Cultural Foundation spent state fresco money on salaries, lobbying
That’s how National Hispanic Cultural Center Foundation President Clara Apodaca responded last November to allegations by a former Center board member that the Foundation had misappropriated state funds intended for completion of a fresco painting at the Center’s Torreon Building in Albuquerque.
Apodaca flatly denied Matt Martinez’s Nov. 18 allegations that the Foundation had paid salaries and other operational expenses from the $812,500 lawmakers appropriated in 2007 and 2008 solely for work on the fresco.
The nonprofit Foundation’s mission is to raise money for the Center, which is run by the N.M. Department of Cultural Affairs (DCA). The state fresco appropriations were sent directly to the Foundation to manage, rather than to the DCA or Center, records show.
Apodaca told reporters in November that the Foundation had used state fresco money for production of the painting, just as intended by lawmakers.
But Foundation and DCA documents obtained by Veritas New Mexico suggest that between 20 and 25 percent of the state fresco money actually went toward Foundation salaries – including Apodaca’s own.
Apodaca would not speak or schedule an interview with Veritas Wednesday.
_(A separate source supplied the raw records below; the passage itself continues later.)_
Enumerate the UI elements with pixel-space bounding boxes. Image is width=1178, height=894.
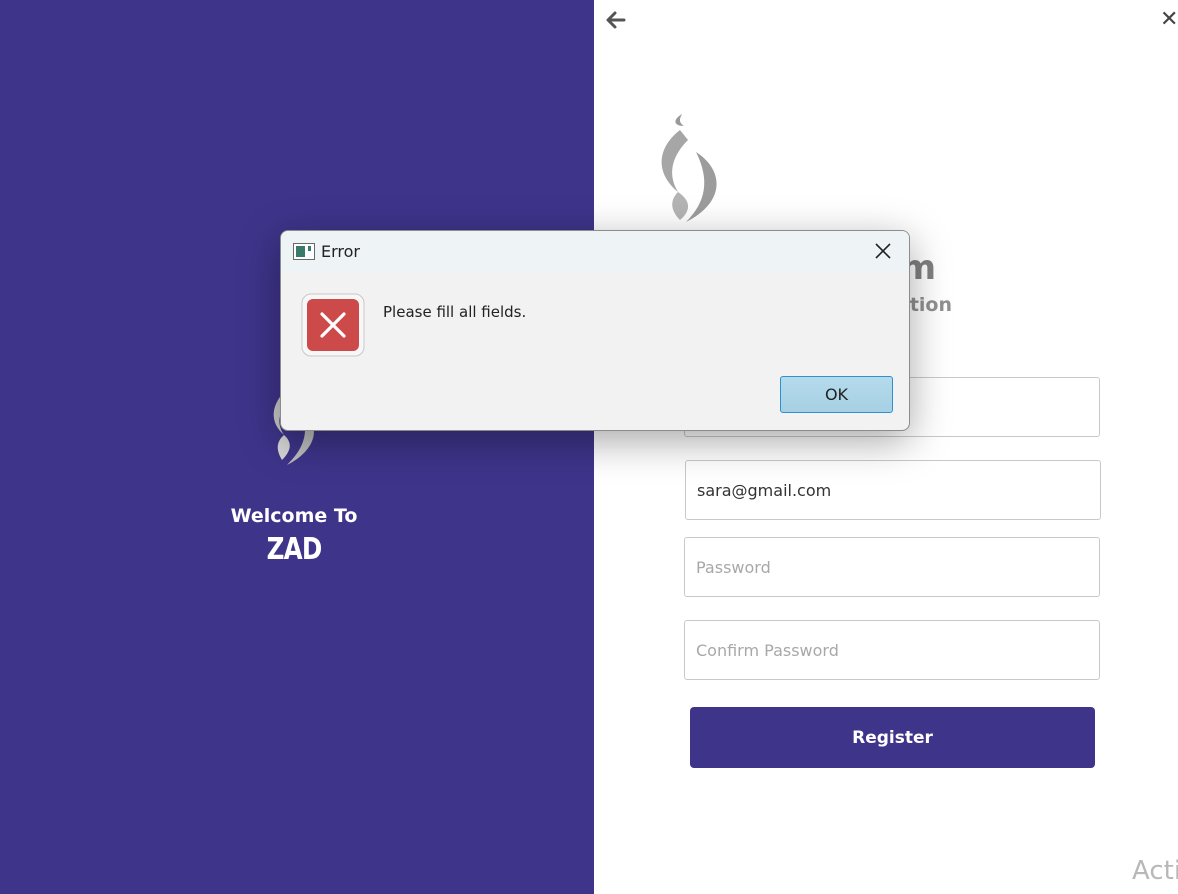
register-button[interactable]: Register (690, 707, 1095, 768)
dialog-message: Please fill all fields. (383, 303, 527, 321)
dialog-titlebar[interactable]: Error (281, 231, 909, 273)
brand-name: ZAD (266, 532, 323, 567)
close-icon[interactable] (871, 239, 895, 263)
error-x-icon (301, 293, 365, 357)
confirm-password-field[interactable] (684, 620, 1100, 680)
close-icon[interactable]: ✕ (1160, 8, 1178, 32)
error-dialog: Error Please fill all fields. OK (280, 230, 910, 431)
password-field[interactable] (684, 537, 1100, 597)
app-window-icon (293, 243, 315, 260)
welcome-heading: Welcome To (230, 505, 358, 527)
email-field[interactable] (685, 460, 1101, 520)
flame-logo (661, 114, 717, 222)
welcome-panel: Welcome To ZAD (0, 0, 594, 894)
activation-watermark: Acti (1132, 856, 1178, 886)
app-window: Welcome To ZAD ✕ m ation Register Acti E… (0, 0, 1178, 894)
arrow-left-icon[interactable] (602, 6, 630, 34)
dialog-title: Error (321, 242, 360, 261)
ok-button[interactable]: OK (780, 376, 893, 413)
Apodaca had canceled previously scheduled interviews.
But in a Dec. 3 report to Stuart Ashman, who was then the DCA cabinet secretary, Apodaca appeared to acknowledge that money from the appropriations was used to reimburse the Foundation for lobbying, meals and Foundation salary expenses incurred between 2006 and 2008.
The two-page report’s cover letter indicates that $162,500 (or 20 percent) of the state money went to reimburse those expenses.
But the report’s second page, a set of tables summarizing those expenses, actually totals much more: $211,000, or more than 25 percent of the state’s fresco appropriations — including $90,000 for Apodaca’s time lobbying lawmakers, attending fundraising meetings and talking to national travel journalists.
The report also summarizes $25,000 in “hard costs,” including $12,000 in breakfasts and lunches with elected officials, travel journalists and “potential funders.”
No explanation for overdue audits
Santa Fe muralist Frederico Vigil recently completed the fresco after nearly a decade of work on the 4,000 square-foot interior walls of the Center’s cylindrical Torreon. But the building still needs lighting and visitor seating, Romero confirmed.
According to the Foundation’s IRS tax filings, Apodaca was paid $120,750 as Foundation chief executive officer and president in 2008, the latest year for which Foundation tax filings have been provided to the IRS.
Asked Wednesday for the Foundation’s tax returns for 2009 and 2010, Foundation Director of Development Kim Moss told Veritas extensions had been filed with the IRS pending completion of the Foundation’s annual audits.
No explanation was offered for the audit delays.
Nor has the Foundation explained the audit and tax filing delays to Center officials, according to interim Center director Gary P. Romero.
The Foundation’s support for the Center has waned sharply over the past year, since Martinez and Center officials began voicing concerns about the management of state grants for the Torreon fresco.
The current fiscal year’s support from the Foundation has been between $52,000 and $78,000 in grant money, Romero said Wednesday.
“Those are the numbers they’re reporting to us when we’ve tried to get them to tell us what’s going on,” Romero said.
Director of Finance Patricia O’Brien is the most recent of four Foundation financial officers to serve over the past year and a half, Romero confirmed.
Apodaca dismissed Martinez’s allegations in November as bitter grapes.
Martinez made his first public allegations about the Foundation’s financial mismanagement Nov. 18, but had been raising similar concerns for more than a year before he was removed from the Center board by then-governor Bill Richardson, he told Veritas.
Martinez had served on the board for 14 years.
“He’s angry he was taken off the board,”Apodaca told reporters Nov. 18, while denying she had any involvement with Martinez’s removal from the board.
But in a Dec. 13 e-mail to Ashman, Apodaca suggested Richardson may have removed Martinez from the board as a favor to her.
“I think this guy (Matt) has had his 15 minutes of fame,” Apodaca wrote. “Nobody seems to know him but the Governor did tell someone just recently that he removed Matt for me (ouch).”
The Torreon Building is open to the public Sundays from noon to 4 p.m., Romero said.